Евгений повернулся к дисплею и стал объяснять правила игры. Сейчас я думаю, что это была странная игра, в ней не было никакой графики – только текст на зелёном фоне экрана. Нашей задачей было посадить управляемый модуль на поверхность Луны. Автоматика выдавала данные полёта на экран через каждые десять секунд, по ним требовалось контролировать и корректировать действия экипажа.
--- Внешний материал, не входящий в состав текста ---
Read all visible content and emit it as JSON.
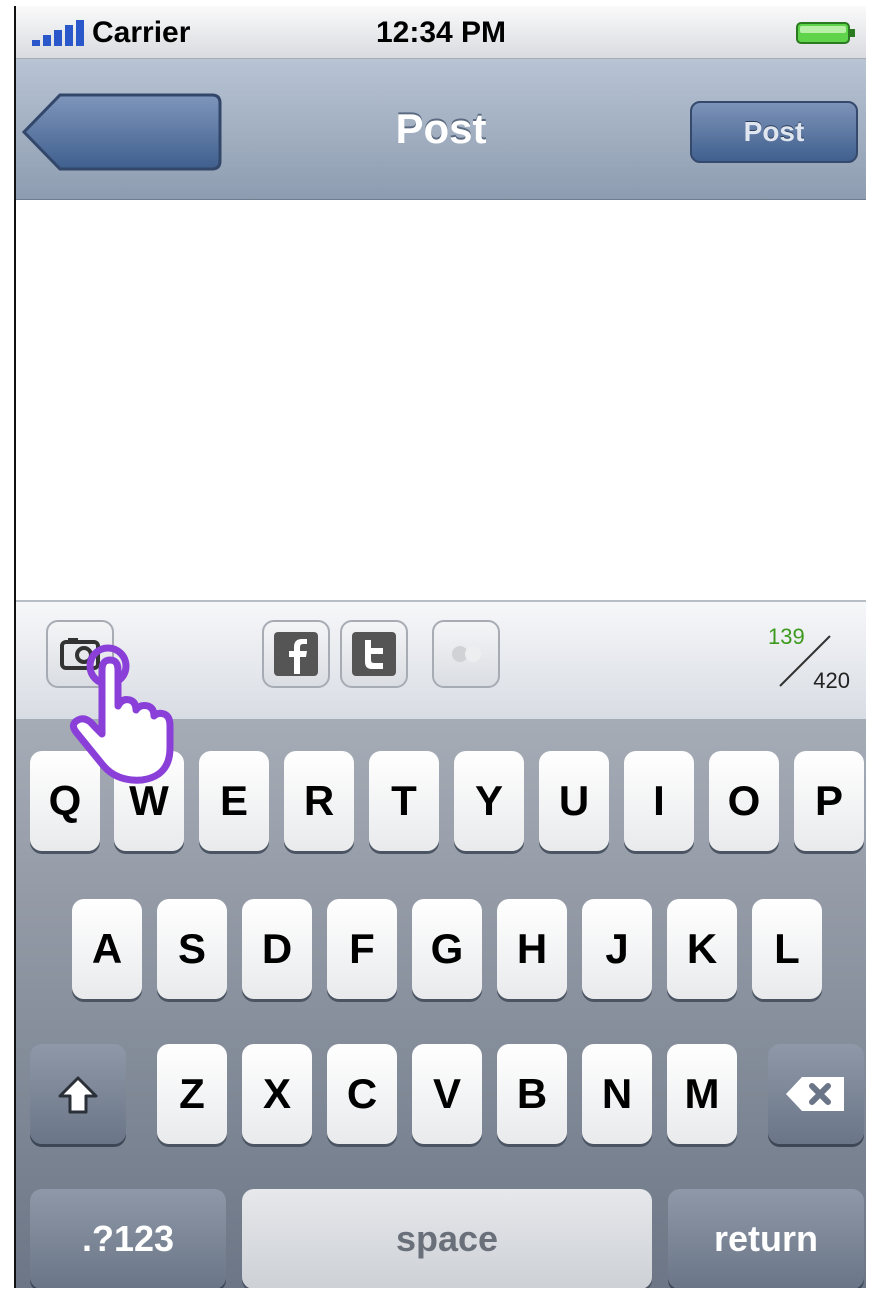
{
  "status_bar": {
    "carrier": "Carrier",
    "time": "12:34 PM"
  },
  "nav": {
    "title": "Post",
    "post_button": "Post"
  },
  "toolbar": {
    "char_count_used": "139",
    "char_count_max": "420"
  },
  "keyboard": {
    "row1": [
      "Q",
      "W",
      "E",
      "R",
      "T",
      "Y",
      "U",
      "I",
      "O",
      "P"
    ],
    "row2": [
      "A",
      "S",
      "D",
      "F",
      "G",
      "H",
      "J",
      "K",
      "L"
    ],
    "row3": [
      "Z",
      "X",
      "C",
      "V",
      "B",
      "N",
      "M"
    ],
    "numbers_key": ".?123",
    "space_key": "space",
    "return_key": "return"
  },
  "icons": [
    "signal-icon",
    "battery-icon",
    "back-arrow",
    "camera-icon",
    "facebook-icon",
    "twitter-icon",
    "flickr-icon",
    "shift-icon",
    "delete-icon",
    "hand-pointer-icon"
  ],
  "colors": {
    "nav_blue": "#4a6a9a",
    "count_green": "#3d9a1f"
  }
}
Всё оказалось не просто. Рельеф Луны был горист, да ещё и испещрён кратерами, так что область, подходящую для посадки, приходилось выбирать довольно тщательно. Впервые я осознал, как работает гравитация: скорость посадочного модуля увеличивалась с каждой секундой, и приходилось гасить её, включая посадочные двигатели. Мозг работал лихорадочно, пытаясь сосредоточиться на числах высоты, скорости и расхода топлива, которые менялись стремительно. Если скорость касания с поверхностью планеты будет большой, то модуль, понятное дело, взорвётся, и сила взрыва будет зависеть от количества горючего, оставшегося в баках. А если перестараешься и истратишь всё топливо на плавную посадку, то можешь навсегда остаться лунатиком, поскольку вернуться на корабль, находящийся на орбите Луны, не сможешь.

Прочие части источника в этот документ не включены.